The Corcoran is expected to reap a minimum of $6.7 million at auction, the tally in the estimated minimum value in the 25 pieces.
All proceeds will be dedicated to acquiring works that better fit the gallery’s focus on American and contemporary art, said Harry Hopper, chairman of the Corcoran’s board of trustees. The money will never be diverted to operating expenses or other purposes in the financially struggling gallery, said Hopper, citing the Corcoran’s deaccession policy, which adheres to accepted museum standards.
“The deaccession and sale of such carpets will keep alive Sen. Clark’s generous legacy by enabling us to grow our core collections and earn dynamic acquisition choices,” Philip Brookman, chief curator and head of research in the Corcoran, said in the statement.
Clark’s original bequest included 200 paintings and drawings, and numerous other kinds of work, including rugs, a favored acquiring industrialists on the time. The bequest expanded the scope from the Corcoran’s collection so much that his widow and daughters — such as the mysterious Huguette Clark, who died next year — financed the Clark wing to display a fraction of it. But Clark’s omnivorous artistic taste didn’t mesh easily with a coherent museum collection.
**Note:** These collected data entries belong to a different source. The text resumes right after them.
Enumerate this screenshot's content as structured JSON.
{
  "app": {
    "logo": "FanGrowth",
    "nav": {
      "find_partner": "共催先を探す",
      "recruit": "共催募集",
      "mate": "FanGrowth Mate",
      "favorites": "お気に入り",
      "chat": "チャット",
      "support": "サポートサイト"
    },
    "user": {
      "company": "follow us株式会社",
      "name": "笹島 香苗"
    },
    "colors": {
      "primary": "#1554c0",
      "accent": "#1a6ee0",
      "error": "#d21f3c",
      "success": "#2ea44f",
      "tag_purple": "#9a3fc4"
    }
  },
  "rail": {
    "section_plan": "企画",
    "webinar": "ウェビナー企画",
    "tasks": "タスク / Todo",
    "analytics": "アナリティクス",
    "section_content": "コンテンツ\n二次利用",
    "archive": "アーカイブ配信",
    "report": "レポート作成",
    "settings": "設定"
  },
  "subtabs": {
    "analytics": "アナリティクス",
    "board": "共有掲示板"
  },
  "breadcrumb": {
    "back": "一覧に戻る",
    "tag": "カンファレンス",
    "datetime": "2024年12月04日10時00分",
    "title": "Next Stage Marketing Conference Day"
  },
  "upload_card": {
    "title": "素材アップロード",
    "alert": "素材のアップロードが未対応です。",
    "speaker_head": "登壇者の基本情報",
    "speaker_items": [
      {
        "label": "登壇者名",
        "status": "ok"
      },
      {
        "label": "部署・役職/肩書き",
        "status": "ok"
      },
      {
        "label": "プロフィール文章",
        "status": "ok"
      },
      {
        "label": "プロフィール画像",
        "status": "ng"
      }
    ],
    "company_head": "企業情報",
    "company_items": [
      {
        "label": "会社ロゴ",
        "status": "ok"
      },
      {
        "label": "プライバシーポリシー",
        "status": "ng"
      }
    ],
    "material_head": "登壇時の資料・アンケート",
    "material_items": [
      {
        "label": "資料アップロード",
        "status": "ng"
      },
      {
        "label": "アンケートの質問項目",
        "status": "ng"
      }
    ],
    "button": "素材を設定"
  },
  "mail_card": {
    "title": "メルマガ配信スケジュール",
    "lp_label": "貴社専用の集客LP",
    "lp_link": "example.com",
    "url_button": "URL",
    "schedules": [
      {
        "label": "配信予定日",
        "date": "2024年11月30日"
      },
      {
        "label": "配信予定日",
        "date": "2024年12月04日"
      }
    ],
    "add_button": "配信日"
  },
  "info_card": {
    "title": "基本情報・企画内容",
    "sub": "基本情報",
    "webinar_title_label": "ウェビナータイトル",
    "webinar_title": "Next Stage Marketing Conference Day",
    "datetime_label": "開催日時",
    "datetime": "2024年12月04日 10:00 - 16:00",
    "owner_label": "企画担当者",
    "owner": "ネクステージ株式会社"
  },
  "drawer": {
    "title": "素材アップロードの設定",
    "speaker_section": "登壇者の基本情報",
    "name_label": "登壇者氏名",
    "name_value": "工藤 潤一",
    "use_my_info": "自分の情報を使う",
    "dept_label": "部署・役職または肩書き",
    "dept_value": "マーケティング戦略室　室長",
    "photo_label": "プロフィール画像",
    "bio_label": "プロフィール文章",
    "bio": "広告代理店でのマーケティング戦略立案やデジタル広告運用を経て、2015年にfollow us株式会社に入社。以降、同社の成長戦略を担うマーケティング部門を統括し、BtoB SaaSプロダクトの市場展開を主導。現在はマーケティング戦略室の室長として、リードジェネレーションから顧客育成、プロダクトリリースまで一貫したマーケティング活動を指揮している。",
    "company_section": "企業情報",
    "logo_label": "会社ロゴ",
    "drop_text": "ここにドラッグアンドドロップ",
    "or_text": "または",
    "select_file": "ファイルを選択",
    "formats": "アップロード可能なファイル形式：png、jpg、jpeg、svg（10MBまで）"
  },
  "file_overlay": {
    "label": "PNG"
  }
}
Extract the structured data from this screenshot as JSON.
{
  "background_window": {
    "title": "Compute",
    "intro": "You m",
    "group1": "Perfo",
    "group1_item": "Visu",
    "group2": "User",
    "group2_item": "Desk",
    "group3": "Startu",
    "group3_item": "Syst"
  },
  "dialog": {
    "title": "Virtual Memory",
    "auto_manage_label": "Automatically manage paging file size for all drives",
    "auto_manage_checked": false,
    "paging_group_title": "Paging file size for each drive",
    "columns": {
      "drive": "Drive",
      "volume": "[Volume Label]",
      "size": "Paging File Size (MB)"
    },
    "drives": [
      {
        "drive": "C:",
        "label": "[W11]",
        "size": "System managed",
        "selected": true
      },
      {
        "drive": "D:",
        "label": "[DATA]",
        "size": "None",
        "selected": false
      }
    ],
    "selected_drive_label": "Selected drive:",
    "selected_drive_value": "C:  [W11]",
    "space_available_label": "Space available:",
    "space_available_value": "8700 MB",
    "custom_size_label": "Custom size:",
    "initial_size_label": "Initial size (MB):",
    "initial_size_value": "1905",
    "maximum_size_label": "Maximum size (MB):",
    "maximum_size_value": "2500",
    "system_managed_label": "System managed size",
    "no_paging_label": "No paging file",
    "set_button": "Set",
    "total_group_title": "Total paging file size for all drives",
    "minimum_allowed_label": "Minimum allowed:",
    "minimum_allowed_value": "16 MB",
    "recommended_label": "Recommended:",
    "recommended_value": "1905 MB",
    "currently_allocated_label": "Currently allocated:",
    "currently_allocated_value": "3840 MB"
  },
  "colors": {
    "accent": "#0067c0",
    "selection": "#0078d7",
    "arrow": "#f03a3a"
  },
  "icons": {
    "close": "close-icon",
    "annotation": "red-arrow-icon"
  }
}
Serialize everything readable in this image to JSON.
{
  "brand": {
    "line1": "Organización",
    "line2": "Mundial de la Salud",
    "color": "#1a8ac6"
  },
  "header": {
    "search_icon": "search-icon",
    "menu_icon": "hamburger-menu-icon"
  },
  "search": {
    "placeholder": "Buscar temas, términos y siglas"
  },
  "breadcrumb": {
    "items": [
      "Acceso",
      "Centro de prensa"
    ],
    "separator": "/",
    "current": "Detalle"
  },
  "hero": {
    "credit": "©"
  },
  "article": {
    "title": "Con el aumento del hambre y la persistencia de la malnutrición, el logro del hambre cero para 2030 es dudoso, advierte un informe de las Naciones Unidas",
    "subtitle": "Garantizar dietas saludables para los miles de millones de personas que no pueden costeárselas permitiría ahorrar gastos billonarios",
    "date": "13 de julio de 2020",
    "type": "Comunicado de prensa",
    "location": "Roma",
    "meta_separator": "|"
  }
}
The timing with the auction announcement is merely indirectly related for the Corcoran’s ongoing effort to craft an agenda to make institution financially viable, Hopper said. Corcoran trustees are meeting weekly to fulfill a self-imposed deadline of sometime in March to unveil a new vision to the gallery and also the Corcoran College of Art and Design.
“We’re taking a look at everything we can easily do to create the institution more vibrant, inside them for hours funds for brand spanking new works is certainly one element of that,” Hopper said.
The Corcoran, like many museums, often deaccessions redundant or off-topic works, including 15 rugs last year, said Hopper, who noted William Clark’s descendants have supported sales.
The auction will probably be a significant event within the world of rug collectors, especially with the presence with the Clark Sickle-Leaf Carpet, Otsea said. Buyers will probably dial in from the Middle East, Asia, Europe as well as the United States — plus live bidders in New York. That was the situation when Sotheby’s recently sold a 17th-century Persian carpet for almost $2 million, Otsea said.
Other choice rugs available include the Lafoes Carpet (44 feet long), which Clark put around the floor of his painting gallery in their Fifth Avenue mansion; it is worth $800,000 to $1.2 million. A circular Ottoman Cairene carpet that belonged to a Italian duke before Clark acquired it is worth $80,000 to $120,000.
But the Sickle-Leaf surpasses the remaining in value and excellence. It is about 8 feet, 4 inches by 6 feet, 3 inches. The warp is beige cotton along with the weft is red silk. In a 2001 catalogue, Corcoran curator Laura Coyle compared it to “a bird’s eye view of a wooded landscape.”
It is distinguished for the crispness of imagery and vibrancy of colors, Otsea said. The work gained international renown in a seminal 1939 study of Persian art.
With the exception of an few shows, including in 2003 with the Sackler Gallery, the rug has rarely been appreciated in public. The Corcoran displayed it infrequently, partly because it didn’t exactly belong with all the museum’s other work, and in part to protect it.
Otsea referred to it as a career highlight to work with the Sickle-Leaf Carpet. “I’ve been considering carpets for 3 decades, and I’ve loved this carpet for 30 years,” she said.
Those with neither the cash to buy a hair piece, nor a gallery in which to display it, can see the 25 pieces on exhibit starting June 1 at Sotheby’s, 1334 York Ave., New York.